If this distinction between a state and its people is important in terms of the political and formal actions of the state, it is even more important in terms of economic representation. Those who represent states in international economic negotiations are not representing any homogenous set of national economic interests; the homogeneity may be better considered a characteristic of the interests at the bargaining table — that is to say, clusters of businesses and financial interests perhaps diverging on a sectoral basis but similar in their class character.

The key divisions are not among states, but among classes; the homogeneity is not within states but within classes.

Other language in discussions of globalisation, while emanating from its proponents, frequently slips into use by its critics and obscures what is actually happening. "Human capital", for instance, is a twisting of meanings: calling it "labour skills" puts it in its proper context. "Governance" is a euphemism for diminished government and should be recognised as such. "Investment" may mean an expansion of productive capacity, or it may be pure speculation.

"Free" markets are hardly costless, as in free public education; the true term is "private markets", and they limit, rather than expand, most notions of human freedom. "Reform", of course, means privatisation in its media use. "Producer services", indiscriminately used, strips the term "producer" of its social meaning.

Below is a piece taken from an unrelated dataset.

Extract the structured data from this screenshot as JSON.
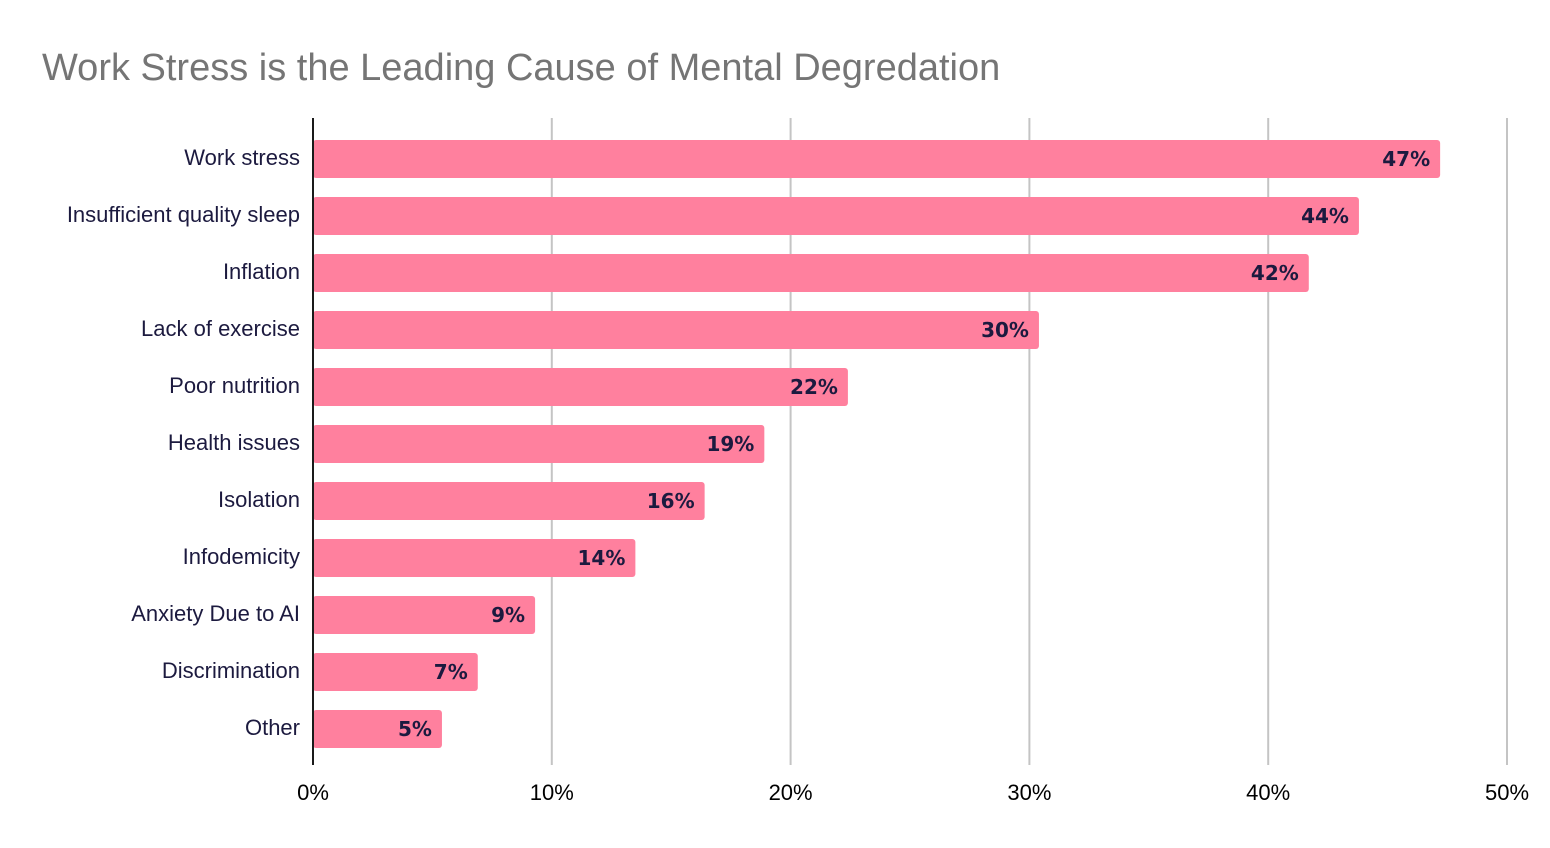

Printing stock reports should not be called "producer services": printers are workers who operate machines, not "service providers", and stockbrokers should not be called producers if the word is to retain any real content.

These issues are not merely issues of terminology. No clear consensus has yet emerged among the various groups attempting to confront the ills produced by really existing globalisation. The most moderate goals simply call for participation and transparency; the stronger liberal view asks for restructuring of the system of global institutions and regulations; radical views include both calls for eliminating global institutions entirely or replacing them with a completely different system of relations, both economic and political, within nation-states and among them.

Discussions after Seattle have not yet widely coalesced around specific programmatic demands at the national level, such as actions demanded of the US Congress, the US Trade Representative, its United Nations delegate, or its representatives on various international agencies and bodies.

A number of groups and many individuals are wrestling with the difficult problems of formulating goals, platforms, and specific demands for action. Demands consistent with one view are not necessarily inconsistent with other views; both commonalities of goals and differences among them, and both strategy and tactics, need further thought and clarification.

Fuzziness of language may facilitate coalition formation in the short run, but more solid and long-term alliances are based on full mutual understanding. Being careful about the difference between technological globalisation and the globalisation of power, keeping the concept of alternative globalisation on the table, dispensing with the myth of the powerless state and avoiding the fallacy of the homogenous state, and watching the traps of the Orwellian language of globalisation, may all help in coming to a common agreement as to both long-term goals and next steps.